Bei keiner der AIO GPU Lösungen wird der VRam gekühlt, teilweise ist es nichtmal möglich, von daher würde ich wenn du die Graka länger wie 1 Jahr benutzen willst eine andere Lösung nahe legen.


----------



## Noctua (11. November 2015)

*AW: Frage zum Thema AiO zur GPU-Kühlung*

Ich hatte mir die Woche noch einen Test zum Artic rausgesucht und dort waren die VRAM-Bausteine mittels Laserthermometer im grünen Bereich. Ich werde mir demnächst auch noch VRAM-Kühlkörper drauf kleben und zudem wird die Grafikkarte seitlich noch von einem Gehäuselüfter angenblasen. In der Vergangenheit ist mir noch keine Karte wegen VRAM abgeraucht, der häufigste Grund war ein defekter Lüfter.
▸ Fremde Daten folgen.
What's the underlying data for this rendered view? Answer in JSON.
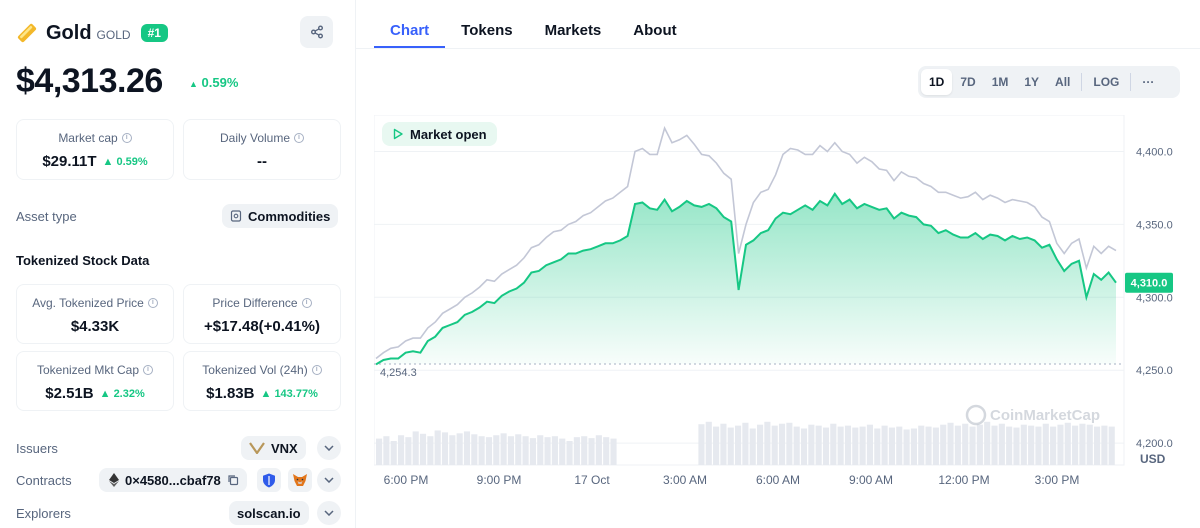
{
  "asset": {
    "name": "Gold",
    "symbol": "GOLD",
    "rank": "#1",
    "price": "$4,313.26",
    "price_change": "0.59%"
  },
  "stats": {
    "market_cap": {
      "label": "Market cap",
      "value": "$29.11T",
      "change": "0.59%"
    },
    "daily_volume": {
      "label": "Daily Volume",
      "value": "--"
    }
  },
  "asset_type": {
    "label": "Asset type",
    "value": "Commodities"
  },
  "tokenized": {
    "title": "Tokenized Stock Data",
    "avg_price": {
      "label": "Avg. Tokenized Price",
      "value": "$4.33K"
    },
    "price_diff": {
      "label": "Price Difference",
      "value": "+$17.48(+0.41%)"
    },
    "mkt_cap": {
      "label": "Tokenized Mkt Cap",
      "value": "$2.51B",
      "change": "2.32%"
    },
    "vol": {
      "label": "Tokenized Vol (24h)",
      "value": "$1.83B",
      "change": "143.77%"
    }
  },
  "issuers": {
    "label": "Issuers",
    "value": "VNX"
  },
  "contracts": {
    "label": "Contracts",
    "value": "0×4580...cbaf78"
  },
  "explorers": {
    "label": "Explorers",
    "value": "solscan.io"
  },
  "tabs": [
    "Chart",
    "Tokens",
    "Markets",
    "About"
  ],
  "ranges": [
    "1D",
    "7D",
    "1M",
    "1Y",
    "All",
    "LOG",
    "···"
  ],
  "market_status": "Market open",
  "watermark": "CoinMarketCap",
  "colors": {
    "up": "#16c784",
    "accent": "#3861fb",
    "compare_line": "#c3c7d6"
  },
  "chart_data": {
    "type": "line",
    "x_ticks": [
      "6:00 PM",
      "9:00 PM",
      "17 Oct",
      "3:00 AM",
      "6:00 AM",
      "9:00 AM",
      "12:00 PM",
      "3:00 PM"
    ],
    "y_ticks": [
      4200,
      4250,
      4300,
      4350,
      4400
    ],
    "y_tick_labels": [
      "4,200.0",
      "4,250.0",
      "4,300.0",
      "4,350.0",
      "4,400.0"
    ],
    "ylim": [
      4185,
      4425
    ],
    "ylabel": "USD",
    "open_label": "4,254.3",
    "open_value": 4254.3,
    "last_value_label": "4,310.0",
    "last_value": 4310.0,
    "series": [
      {
        "color": "#16c784",
        "x": [
          0,
          0.01,
          0.02,
          0.03,
          0.04,
          0.05,
          0.06,
          0.07,
          0.08,
          0.09,
          0.1,
          0.11,
          0.12,
          0.13,
          0.14,
          0.15,
          0.16,
          0.17,
          0.18,
          0.19,
          0.2,
          0.21,
          0.22,
          0.23,
          0.24,
          0.25,
          0.26,
          0.27,
          0.28,
          0.29,
          0.3,
          0.31,
          0.32,
          0.33,
          0.34,
          0.35,
          0.36,
          0.37,
          0.38,
          0.39,
          0.4,
          0.41,
          0.42,
          0.43,
          0.44,
          0.45,
          0.46,
          0.47,
          0.48,
          0.49,
          0.5,
          0.51,
          0.52,
          0.53,
          0.54,
          0.55,
          0.56,
          0.57,
          0.58,
          0.59,
          0.6,
          0.61,
          0.62,
          0.63,
          0.64,
          0.65,
          0.66,
          0.67,
          0.68,
          0.69,
          0.7,
          0.71,
          0.72,
          0.73,
          0.74,
          0.75,
          0.76,
          0.77,
          0.78,
          0.79,
          0.8,
          0.81,
          0.82,
          0.83,
          0.84,
          0.85,
          0.86,
          0.87,
          0.88,
          0.89,
          0.9,
          0.91,
          0.92,
          0.93,
          0.94,
          0.95,
          0.96,
          0.97,
          0.98,
          0.99,
          1.0
        ],
        "values": [
          4254,
          4257,
          4258,
          4258,
          4262,
          4263,
          4262,
          4270,
          4273,
          4279,
          4281,
          4283,
          4288,
          4290,
          4293,
          4297,
          4296,
          4301,
          4304,
          4306,
          4310,
          4317,
          4318,
          4322,
          4324,
          4326,
          4330,
          4330,
          4332,
          4333,
          4335,
          4337,
          4337,
          4339,
          4342,
          4364,
          4365,
          4361,
          4360,
          4367,
          4359,
          4362,
          4366,
          4363,
          4362,
          4364,
          4361,
          4355,
          4352,
          4305,
          4336,
          4339,
          4344,
          4346,
          4354,
          4358,
          4357,
          4360,
          4363,
          4360,
          4366,
          4363,
          4371,
          4364,
          4367,
          4361,
          4364,
          4362,
          4360,
          4361,
          4354,
          4358,
          4356,
          4355,
          4350,
          4349,
          4344,
          4346,
          4343,
          4341,
          4341,
          4344,
          4340,
          4343,
          4342,
          4339,
          4342,
          4340,
          4341,
          4339,
          4334,
          4336,
          4326,
          4318,
          4323,
          4325,
          4300,
          4316,
          4312,
          4317,
          4310
        ]
      },
      {
        "color": "#c3c7d6",
        "x": [
          0,
          0.01,
          0.02,
          0.03,
          0.04,
          0.05,
          0.06,
          0.07,
          0.08,
          0.09,
          0.1,
          0.11,
          0.12,
          0.13,
          0.14,
          0.15,
          0.16,
          0.17,
          0.18,
          0.19,
          0.2,
          0.21,
          0.22,
          0.23,
          0.24,
          0.25,
          0.26,
          0.27,
          0.28,
          0.29,
          0.3,
          0.31,
          0.32,
          0.33,
          0.34,
          0.35,
          0.36,
          0.37,
          0.38,
          0.39,
          0.4,
          0.41,
          0.42,
          0.43,
          0.44,
          0.45,
          0.46,
          0.47,
          0.48,
          0.49,
          0.5,
          0.51,
          0.52,
          0.53,
          0.54,
          0.55,
          0.56,
          0.57,
          0.58,
          0.59,
          0.6,
          0.61,
          0.62,
          0.63,
          0.64,
          0.65,
          0.66,
          0.67,
          0.68,
          0.69,
          0.7,
          0.71,
          0.72,
          0.73,
          0.74,
          0.75,
          0.76,
          0.77,
          0.78,
          0.79,
          0.8,
          0.81,
          0.82,
          0.83,
          0.84,
          0.85,
          0.86,
          0.87,
          0.88,
          0.89,
          0.9,
          0.91,
          0.92,
          0.93,
          0.94,
          0.95,
          0.96,
          0.97,
          0.98,
          0.99,
          1.0
        ],
        "values": [
          4258,
          4262,
          4265,
          4266,
          4270,
          4272,
          4272,
          4279,
          4283,
          4289,
          4292,
          4295,
          4300,
          4303,
          4307,
          4312,
          4311,
          4316,
          4319,
          4322,
          4327,
          4334,
          4336,
          4341,
          4345,
          4346,
          4350,
          4352,
          4356,
          4358,
          4362,
          4366,
          4368,
          4372,
          4376,
          4400,
          4402,
          4398,
          4398,
          4416,
          4406,
          4408,
          4411,
          4405,
          4398,
          4397,
          4392,
          4385,
          4381,
          4330,
          4350,
          4365,
          4372,
          4374,
          4384,
          4398,
          4402,
          4401,
          4398,
          4398,
          4404,
          4400,
          4406,
          4400,
          4398,
          4392,
          4396,
          4393,
          4388,
          4387,
          4380,
          4386,
          4383,
          4382,
          4378,
          4376,
          4372,
          4372,
          4370,
          4368,
          4369,
          4372,
          4367,
          4370,
          4368,
          4365,
          4367,
          4366,
          4365,
          4362,
          4355,
          4352,
          4337,
          4330,
          4337,
          4340,
          4320,
          4335,
          4330,
          4335,
          4332
        ]
      }
    ],
    "volume": [
      0.55,
      0.6,
      0.5,
      0.62,
      0.58,
      0.7,
      0.65,
      0.6,
      0.72,
      0.68,
      0.62,
      0.66,
      0.7,
      0.64,
      0.6,
      0.58,
      0.62,
      0.66,
      0.6,
      0.64,
      0.6,
      0.56,
      0.62,
      0.58,
      0.6,
      0.55,
      0.5,
      0.58,
      0.6,
      0.56,
      0.62,
      0.58,
      0.55,
      0,
      0,
      0,
      0,
      0,
      0,
      0,
      0,
      0,
      0,
      0,
      0.85,
      0.9,
      0.8,
      0.86,
      0.78,
      0.82,
      0.88,
      0.76,
      0.84,
      0.9,
      0.82,
      0.86,
      0.88,
      0.8,
      0.76,
      0.84,
      0.82,
      0.78,
      0.86,
      0.8,
      0.82,
      0.78,
      0.8,
      0.84,
      0.76,
      0.82,
      0.78,
      0.8,
      0.74,
      0.76,
      0.82,
      0.8,
      0.78,
      0.84,
      0.88,
      0.82,
      0.86,
      0.8,
      0.84,
      0.9,
      0.82,
      0.86,
      0.8,
      0.78,
      0.84,
      0.82,
      0.8,
      0.86,
      0.8,
      0.84,
      0.88,
      0.82,
      0.86,
      0.84,
      0.8,
      0.82,
      0.8
    ]
  }
}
Ich werde die Karte auch nicht übertakten, daher bin ich recht zuversichtlich, dass sie länger wie ein Jahr hält.


----------



## hema8193 (12. November 2015)

*AW: Frage zum Thema AiO zur GPU-Kühlung*

Also Arcrtic kühlt die Spawas sehr gut. Ich hatte noch nie so tolle Temps bei den Spawas wie jetzt mit der Hybrid II auf einer R9 390, obwohl dieser nicht mal für diese Karte gedacht ist.


----------